USA: Dolphin skin inspires research aimed at keeping hulls clear of marine freeloaders.

Story: www.newsday.com

Surprising new lessons in dolphin anatomy and polymer chemistry may be teaching researchers a thing or two about how to keep ship hulls free of tubeworms, barnacles and other aquatic freeloaders.

Dolphins are well known among anatomists for the extraordinary hydrodynamic properties that allow them to reach sustained swimming speeds of 20 mph or more. Now a chemist is taking her inspiration from another exceptional dolphin feature – its unique skin topology – to combat the underwater “biofouling” of ship hulls, long considered an aggravation by the Navy and the shipping industry alike.

Karen Wooley, a professor of organic and polymer chemistry at Washington University in St. Louis, said marine organisms normally lock into place on ship hulls or pier pilings through secreted protein adhesives. These glues operate on the nanoscale level, a sub-microscopic realm that affords them Lilliputian footholds.

Speaking to science writers last month at a Council for the Advancement of Science Writing conference hosted by Washington University, Wooley explained that her work focuses on understanding molecular-level interactions between biological systems and synthetic materials, whether harmful or beneficial. Her challenge for combatting biofouling, then, has been to devise a polymer on the proper scale to prevent adhesion by such marine organisms.

Neil Gallagher, a professor of naval architecture at Webb Institute in Glen Cove, pointed out in a phone interview that a biofouled ship can lose up to 10 percent of its power after four or five years from the additional drag. The aquatic annoyance not only requires the expenditure of increasing amounts of fuel just to maintain the same speed, but also can expose spots on the hull to corrosive seawater, further increasing the cost of ship maintenance.

Biofouling and related seawater corrosion can similarly damage the metal surfaces of more static structures such as buoys, piers, jetties, intake pipes and offshore oil platforms.

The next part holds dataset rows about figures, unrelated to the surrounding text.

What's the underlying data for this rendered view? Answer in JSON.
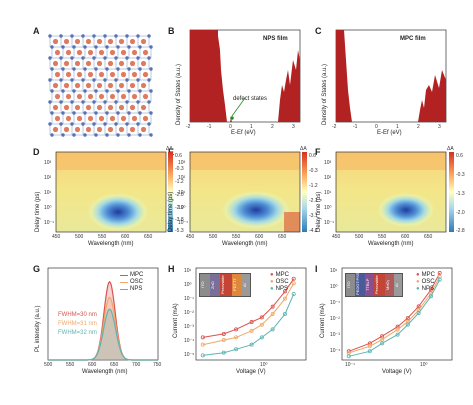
{
  "panels": {
    "A": {
      "letter": "A"
    },
    "B": {
      "letter": "B",
      "title": "NPS film",
      "annotation": "defect states",
      "xlabel": "E-Eₓ (eV)",
      "xlabel_text": "E-Ef (eV)",
      "ylabel": "Density of States (a.u.)",
      "xticks": [
        "-2",
        "-1",
        "0",
        "1",
        "2",
        "3"
      ]
    },
    "C": {
      "letter": "C",
      "title": "MPC film",
      "xlabel_text": "E-Ef (eV)",
      "ylabel": "Density of States (a.u.)",
      "xticks": [
        "-2",
        "-1",
        "0",
        "1",
        "2",
        "3"
      ]
    },
    "D": {
      "letter": "D",
      "xlabel": "Wavelength (nm)",
      "ylabel": "Delay time (ps)",
      "xticks": [
        "450",
        "500",
        "550",
        "600",
        "650"
      ],
      "yticks": [
        "10³",
        "10²",
        "10¹",
        "10⁰",
        "10⁻¹"
      ],
      "cbar_title": "ΔA",
      "cbar": [
        "0.6",
        "-0.3",
        "-1.2",
        "-2.0",
        "-2.9",
        "-3.8",
        "-5.3"
      ]
    },
    "E": {
      "letter": "E",
      "xlabel": "Wavelength (nm)",
      "ylabel": "Delay time (ps)",
      "xticks": [
        "450",
        "500",
        "550",
        "600",
        "650"
      ],
      "yticks": [
        "10³",
        "10²",
        "10¹",
        "10⁰",
        "10⁻¹"
      ],
      "cbar_title": "ΔA",
      "cbar": [
        "0.6",
        "-0.3",
        "-1.2",
        "-2.1",
        "-3.1",
        "-4.2"
      ]
    },
    "F": {
      "letter": "F",
      "xlabel": "Wavelength (nm)",
      "ylabel": "Delay time (ps)",
      "xticks": [
        "450",
        "500",
        "550",
        "600",
        "650"
      ],
      "yticks": [
        "10³",
        "10²",
        "10¹",
        "10⁰",
        "10⁻¹"
      ],
      "cbar_title": "ΔA",
      "cbar": [
        "0.6",
        "-0.3",
        "-1.3",
        "-2.0",
        "-2.8"
      ]
    },
    "G": {
      "letter": "G",
      "xlabel": "Wavelength (nm)",
      "ylabel": "PL intensity (a.u.)",
      "xticks": [
        "500",
        "550",
        "600",
        "650",
        "700",
        "750"
      ],
      "legend": [
        "MPC",
        "OSC",
        "NPS"
      ],
      "fwhm": [
        "FWHM=30 nm",
        "FWHM=31 nm",
        "FWHM=32 nm"
      ]
    },
    "H": {
      "letter": "H",
      "xlabel": "Voltage (V)",
      "ylabel": "Current (mA)",
      "yticks": [
        "10¹",
        "10⁰",
        "10⁻¹",
        "10⁻²",
        "10⁻³",
        "10⁻⁴",
        "10⁻⁵"
      ],
      "xticks": [
        "10⁰"
      ],
      "legend": [
        "MPC",
        "OSC",
        "NPS"
      ],
      "device": [
        "ITO",
        "ZnO",
        "Perovskite",
        "PDTTT",
        "Al"
      ]
    },
    "I": {
      "letter": "I",
      "xlabel": "Voltage (V)",
      "ylabel": "Current (mA)",
      "yticks": [
        "10¹",
        "10⁰",
        "10⁻¹",
        "10⁻²",
        "10⁻³",
        "10⁻⁴"
      ],
      "xticks": [
        "10⁻¹",
        "10⁰"
      ],
      "legend": [
        "MPC",
        "OSC",
        "NPS"
      ],
      "device": [
        "ITO",
        "PEDOT:PSS",
        "TTBLP",
        "Perovskite",
        "MoO₃",
        "Al"
      ]
    }
  },
  "colors": {
    "MPC": "#d9534f",
    "OSC": "#f0a868",
    "NPS": "#5fb3b3"
  },
  "chart_data": [
    {
      "type": "line",
      "panel": "G",
      "xlabel": "Wavelength (nm)",
      "ylabel": "PL intensity (a.u.)",
      "xlim": [
        500,
        750
      ],
      "series": [
        {
          "name": "MPC",
          "center": 640,
          "fwhm": 30,
          "peak": 1.0
        },
        {
          "name": "OSC",
          "center": 640,
          "fwhm": 31,
          "peak": 0.8
        },
        {
          "name": "NPS",
          "center": 640,
          "fwhm": 32,
          "peak": 0.65
        }
      ]
    },
    {
      "type": "scatter",
      "panel": "H",
      "xlabel": "Voltage (V)",
      "ylabel": "Current (mA)",
      "yscale": "log",
      "series": [
        {
          "name": "MPC",
          "x": [
            0.1,
            0.2,
            0.3,
            0.5,
            0.7,
            1.0,
            1.5,
            2.0
          ],
          "y": [
            0.0003,
            0.0005,
            0.001,
            0.003,
            0.006,
            0.03,
            0.3,
            2
          ]
        },
        {
          "name": "OSC",
          "x": [
            0.1,
            0.2,
            0.3,
            0.5,
            0.7,
            1.0,
            1.5,
            2.0
          ],
          "y": [
            0.0001,
            0.0002,
            0.0003,
            0.0008,
            0.002,
            0.01,
            0.1,
            1
          ]
        },
        {
          "name": "NPS",
          "x": [
            0.1,
            0.2,
            0.3,
            0.5,
            0.7,
            1.0,
            1.5,
            2.0
          ],
          "y": [
            2e-05,
            3e-05,
            5e-05,
            0.0001,
            0.0003,
            0.001,
            0.01,
            0.2
          ]
        }
      ]
    },
    {
      "type": "scatter",
      "panel": "I",
      "xlabel": "Voltage (V)",
      "ylabel": "Current (mA)",
      "yscale": "log",
      "series": [
        {
          "name": "MPC",
          "x": [
            0.1,
            0.2,
            0.3,
            0.5,
            0.7,
            1.0,
            1.5,
            2.0
          ],
          "y": [
            0.0001,
            0.0003,
            0.0008,
            0.003,
            0.01,
            0.05,
            0.5,
            5
          ]
        },
        {
          "name": "OSC",
          "x": [
            0.1,
            0.2,
            0.3,
            0.5,
            0.7,
            1.0,
            1.5,
            2.0
          ],
          "y": [
            8e-05,
            0.0002,
            0.0005,
            0.002,
            0.006,
            0.03,
            0.3,
            3
          ]
        },
        {
          "name": "NPS",
          "x": [
            0.1,
            0.2,
            0.3,
            0.5,
            0.7,
            1.0,
            1.5,
            2.0
          ],
          "y": [
            5e-05,
            0.0001,
            0.0003,
            0.001,
            0.004,
            0.02,
            0.2,
            2
          ]
        }
      ]
    }
  ]
}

Gallagher said workers generally haul a ship out of the water every two years to remove accumulated marine life by sandblasting or spraying with a high-pressure water jet before they reapply a protective coating. Early sailors used lead, lime and arsenic in their attempts to protect ship hulls, until chemists developed more effective anti-fouling paints based on metals such as tin and copper.

These coatings slow down the process by poisoning attached organisms ranging from barnacles to algae, but studies have shown that the metals, especially tin, leach into the surrounding water and persist there, where they pollute the environment. Tin in particular has been blamed for poisoning other marine life such as oysters and dog whelks.

“You have a paradox here,” Gallagher said. “You want to make the surface of the ship poisonous so that marine organisms won’t attach to it. But by its very nature, it’s toxic.”

Reflecting this concern, the International Maritime Organization – a United Nations agency – has called for a worldwide ban on applying tin compounds such as tributyltin, or TBT, to ships by 2003 and for their complete removal by 2008. In the United States, the Environmental Protection Agency has forbidden boaters from applying tin-based anti-fouling paint to the hull of any vessel less than 25 meters in length, or 82 feet, unless its hull is aluminum.

The regulations have spurred a wholesale shift to copper-based paint instead, with an estimated yearly price tag of $600 to $1,000 to coat the hull of an average-sized 40-foot yacht, based on informal surveys of Long Island marina operators.

“Let’s say if you have no paint on the bottom, and if it’s in the peak of the summer when the water’s warm, you can have the entire bottom covered with little barnacles in four weeks,” said Peter Needham, vice president of the Coecles Harbor Marina on Shelter Island. “Then you’ve got a mess on your hands.”